The heavy smoke is also affecting BCWS operations, in some cases, preventing helicopters from flying and accurate mapping for fires.
Lightning throughout Saturday sparked 40 new fires in the Kamloops fire centre; 27 of those are believed to be lightning at this time.
A few are still under investigation, but it’s likely, according to Wirth, that others will also be classed as lightning caused. Most, 36, are estimated to be spot-sized, less than 0.01 hectares. That’s very small, Wirth said, and typical in the kind of lightning storms the region experienced yesterday.
“We did know it was coming and we prioritized an initial attack response, so we could make sure we could get crews on those fires while they were that small,” said Wirth.

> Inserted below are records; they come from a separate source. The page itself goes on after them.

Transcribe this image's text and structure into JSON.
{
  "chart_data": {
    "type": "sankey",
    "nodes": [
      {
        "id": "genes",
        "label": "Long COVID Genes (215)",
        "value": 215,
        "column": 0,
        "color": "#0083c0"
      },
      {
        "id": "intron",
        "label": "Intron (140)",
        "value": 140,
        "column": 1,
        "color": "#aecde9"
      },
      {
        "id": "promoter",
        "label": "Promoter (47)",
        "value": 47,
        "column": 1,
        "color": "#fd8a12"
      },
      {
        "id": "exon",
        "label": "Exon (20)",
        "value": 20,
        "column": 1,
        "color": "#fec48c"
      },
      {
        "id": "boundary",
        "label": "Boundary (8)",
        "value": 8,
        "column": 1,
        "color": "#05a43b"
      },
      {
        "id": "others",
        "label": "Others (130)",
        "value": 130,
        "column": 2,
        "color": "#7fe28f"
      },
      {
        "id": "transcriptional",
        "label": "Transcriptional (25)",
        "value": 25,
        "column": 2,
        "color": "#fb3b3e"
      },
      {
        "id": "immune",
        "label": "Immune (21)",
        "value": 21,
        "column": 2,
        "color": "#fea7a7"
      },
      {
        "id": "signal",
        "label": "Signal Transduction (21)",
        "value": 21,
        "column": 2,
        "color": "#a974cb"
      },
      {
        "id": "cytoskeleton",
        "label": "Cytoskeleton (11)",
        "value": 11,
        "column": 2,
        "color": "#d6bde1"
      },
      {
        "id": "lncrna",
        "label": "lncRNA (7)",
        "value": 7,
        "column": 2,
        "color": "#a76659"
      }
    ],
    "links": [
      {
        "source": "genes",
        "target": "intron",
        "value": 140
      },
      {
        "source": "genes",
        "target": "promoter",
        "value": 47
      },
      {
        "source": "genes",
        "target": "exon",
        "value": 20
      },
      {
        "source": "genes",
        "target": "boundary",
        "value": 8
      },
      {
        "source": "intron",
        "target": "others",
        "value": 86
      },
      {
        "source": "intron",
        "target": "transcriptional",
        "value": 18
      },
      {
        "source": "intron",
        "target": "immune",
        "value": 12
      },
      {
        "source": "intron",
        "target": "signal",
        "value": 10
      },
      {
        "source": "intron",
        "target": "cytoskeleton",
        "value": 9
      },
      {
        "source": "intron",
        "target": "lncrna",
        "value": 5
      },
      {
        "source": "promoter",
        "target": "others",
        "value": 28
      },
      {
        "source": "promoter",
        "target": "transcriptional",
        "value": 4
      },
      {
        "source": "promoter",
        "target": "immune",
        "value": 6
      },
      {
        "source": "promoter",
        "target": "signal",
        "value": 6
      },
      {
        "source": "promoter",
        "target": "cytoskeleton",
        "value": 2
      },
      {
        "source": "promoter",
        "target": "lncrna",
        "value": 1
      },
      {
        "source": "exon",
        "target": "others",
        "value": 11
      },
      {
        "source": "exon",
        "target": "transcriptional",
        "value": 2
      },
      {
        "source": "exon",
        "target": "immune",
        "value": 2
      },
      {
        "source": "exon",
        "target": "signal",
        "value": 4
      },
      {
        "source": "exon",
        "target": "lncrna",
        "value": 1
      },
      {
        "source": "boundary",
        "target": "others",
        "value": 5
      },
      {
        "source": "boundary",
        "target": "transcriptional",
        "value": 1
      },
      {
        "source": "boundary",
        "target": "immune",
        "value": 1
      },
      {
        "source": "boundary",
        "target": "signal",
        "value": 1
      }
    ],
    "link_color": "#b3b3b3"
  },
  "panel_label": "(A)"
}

The layers of smoke are making it hard to estimate the size of fires such as the Juliet Creek fire, discovered Wednesday southwest of Merritt and last estimated at 600 hectares. The last update from BCWS says the fire is expected to grow, partly due to a more accurate estimate of the perimeter when they can better map it
“We can’t assess much from the air at this point, because of the smoke,” said Wirth. “It’s a bit doom and gloomy out there be out there right now.
“We should get some lighter winds today, which is good. A lot of places where we did experience heavy lightning yesterday, it was accompanied by precipitation, so that was good.”
The largest fire in the region, Snowy Mountain in the Similkameen, continues to grow slowly and is estimated at 13,359 hectares. It is still considered out of control, but the nearby Placer Mountain fire is classified as under control at 2,372 hectares.
While winds grounded helicopters yesterday, fire information officer Noelle Kekula said, the fire didn’t expand towards towns in the air.
The fire danger rating is still high to extreme and Wirth reminds people to be cautious.
“These crews need to go out to those Lightning-caused fires, not to human-caused fires that are preventable,” said Wirth.